Rams offense readying for Belichick's in-game adjustments

The Patriots are preparing for a remarkable fourth Super Bowl in five seasons and quarterback Jared Goff took a stab at one possible reason his upcoming opponent frequents one of the biggest game in sports.

According to Goff, head coach Bill Belichick's ability to make in-game adjustments has been making the difference in New England.

"They love to mix it up and they've done it for a long long time," Goff said on Tuesday. "There's a reason that they've done this three years in a row now — it's not an accident."

And the quarterback, who admitted to being too young to remember Belichick's first Super Bowl in New England, said Belichick's adaptive defense won't catch his high-powered offense by surprise. He's expecting the unexpected.

"And you know that coming in, expect them to have their own playbook for you, go off what you saw on tape, but expect to make adjustments."

Goff isn't alone preparing for… well, whatever adjustment is made and head coach Sean McVay is also well aware of the chess match challenge that Belichick's defense presents. After learning his Super Bowl opponent, McVay put himself in the future Hall of Famer's shoes.

"They're going to identify a couple things that they say, 'All right' – Coach Belichick's the best at this – 'What do the Rams do best and how are we going to say we're not coming out of this game letting them beat us doing this?'"

The ominous in-game adjustment that has the proven power to send the Rams back to the West Coast and into the offseason without the Lombardi, but the Rams have an equally mysterious card to play — a balanced offense.

"You get seven different guys involved whether it's running the football, five different guys catching it that Jared spreads it around to," McVay said. "So, we'll see what kind of approach that they want to be able to take, but you know that they've got a great understanding of how to attack you and make you feel like, all right, you're in defense mode when you're on offense."

Relive moments with the Los Angeles Rams from Opening Night of Super Bowl LIII.

"It's huge because one guy can't be targeted, so many guys get the ball, even our tight ends and our running backs," Cooks said, explaining the possible advantage. "I think it makes us special and keeps us on our edge."

Goff's targeted 13 different Rams in the 2018 campaign and six Rams have been targeted at least 50 times. But Cooks is right, the Rams offense is now a balanced threat on the out of the backfield as well. With the Week 16 addition of running back C.J. Anderson, the Rams now roll out two running backs with opposing styles — more for Belichick to choose from.

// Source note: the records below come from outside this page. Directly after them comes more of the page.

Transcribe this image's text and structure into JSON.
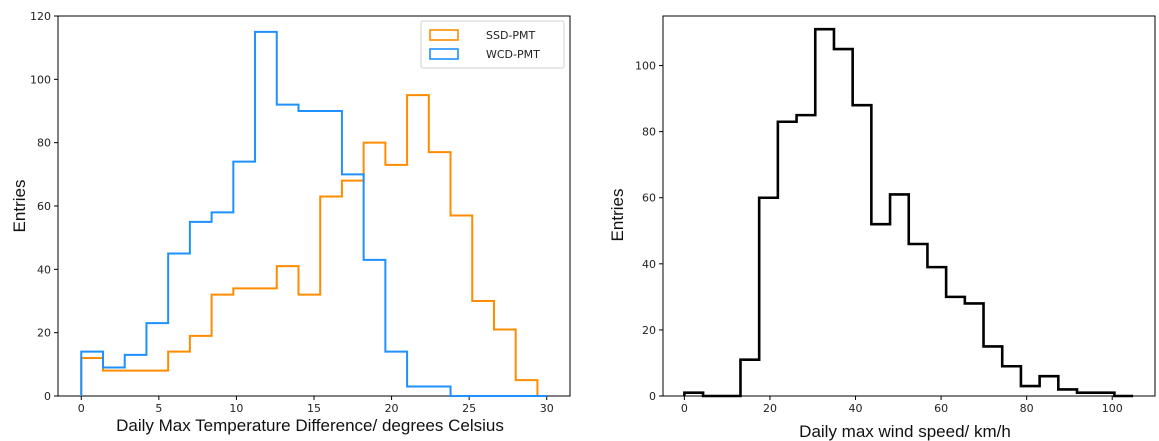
{
  "chart_data": [
    {
      "type": "histogram",
      "xlabel": "Daily Max Temperature Difference/ degrees Celsius",
      "ylabel": "Entries",
      "xlim": [
        -1.5,
        31.5
      ],
      "ylim": [
        0,
        120
      ],
      "xticks": [
        0,
        5,
        10,
        15,
        20,
        25,
        30
      ],
      "yticks": [
        0,
        20,
        40,
        60,
        80,
        100,
        120
      ],
      "legend_position": "top-right",
      "grid": false,
      "series": [
        {
          "name": "SSD-PMT",
          "color": "#ff8c00",
          "bin_edges": [
            0,
            1.4,
            2.8,
            4.2,
            5.6,
            7.0,
            8.4,
            9.8,
            11.2,
            12.6,
            14.0,
            15.4,
            16.8,
            18.2,
            19.6,
            21.0,
            22.4,
            23.8,
            25.2,
            26.6,
            28.0,
            29.4,
            30.0
          ],
          "counts": [
            12,
            8,
            8,
            8,
            14,
            19,
            32,
            34,
            34,
            41,
            32,
            63,
            68,
            80,
            73,
            95,
            77,
            57,
            30,
            21,
            5,
            0
          ]
        },
        {
          "name": "WCD-PMT",
          "color": "#1e90ff",
          "bin_edges": [
            0,
            1.4,
            2.8,
            4.2,
            5.6,
            7.0,
            8.4,
            9.8,
            11.2,
            12.6,
            14.0,
            15.4,
            16.8,
            18.2,
            19.6,
            21.0,
            22.4,
            23.8,
            25.2,
            26.6,
            28.0,
            29.4,
            30.0
          ],
          "counts": [
            14,
            9,
            13,
            23,
            45,
            55,
            58,
            74,
            115,
            92,
            90,
            90,
            70,
            43,
            14,
            3,
            3,
            0,
            0,
            0,
            0,
            0
          ]
        }
      ]
    },
    {
      "type": "histogram",
      "xlabel": "Daily max wind speed/ km/h",
      "ylabel": "Entries",
      "xlim": [
        -5,
        110
      ],
      "ylim": [
        0,
        115
      ],
      "xticks": [
        0,
        20,
        40,
        60,
        80,
        100
      ],
      "yticks": [
        0,
        20,
        40,
        60,
        80,
        100
      ],
      "grid": false,
      "series": [
        {
          "name": "",
          "color": "#000000",
          "bin_edges": [
            0,
            4.37,
            8.74,
            13.11,
            17.48,
            21.85,
            26.22,
            30.59,
            34.96,
            39.33,
            43.7,
            48.07,
            52.44,
            56.81,
            61.18,
            65.55,
            69.92,
            74.29,
            78.66,
            83.03,
            87.4,
            91.77,
            96.14,
            100.51,
            104.88
          ],
          "counts": [
            1,
            0,
            0,
            11,
            60,
            83,
            85,
            111,
            105,
            88,
            52,
            61,
            46,
            39,
            30,
            28,
            15,
            9,
            3,
            6,
            2,
            1,
            1,
            0
          ]
        }
      ]
    }
  ]
}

"[Y]ou take away what we do best and if he does that they got a high chance of winning the football game this Sunday, so it'll be interesting to see what best does he take away," Anderson said. "Every team has a 'best' but then plan B — plan C, but what does he take away that makes us best? We'll see."

Four days from Super Bowl Sunday, the veteran seemed equally curious and confident asking the rhetorical question to dozens of media members who have seen Belichick shut down a team's best option in the sport's biggest game en route to a ring six different times.

As for how the Rams' offensive 11 will approach going against one of the best to ever coach a game of football...

"We're going to play football," Anderson said. "At the end of the day we are going to play ball the way we play ball and we'll make in-game adjustments as we see fit and as we go."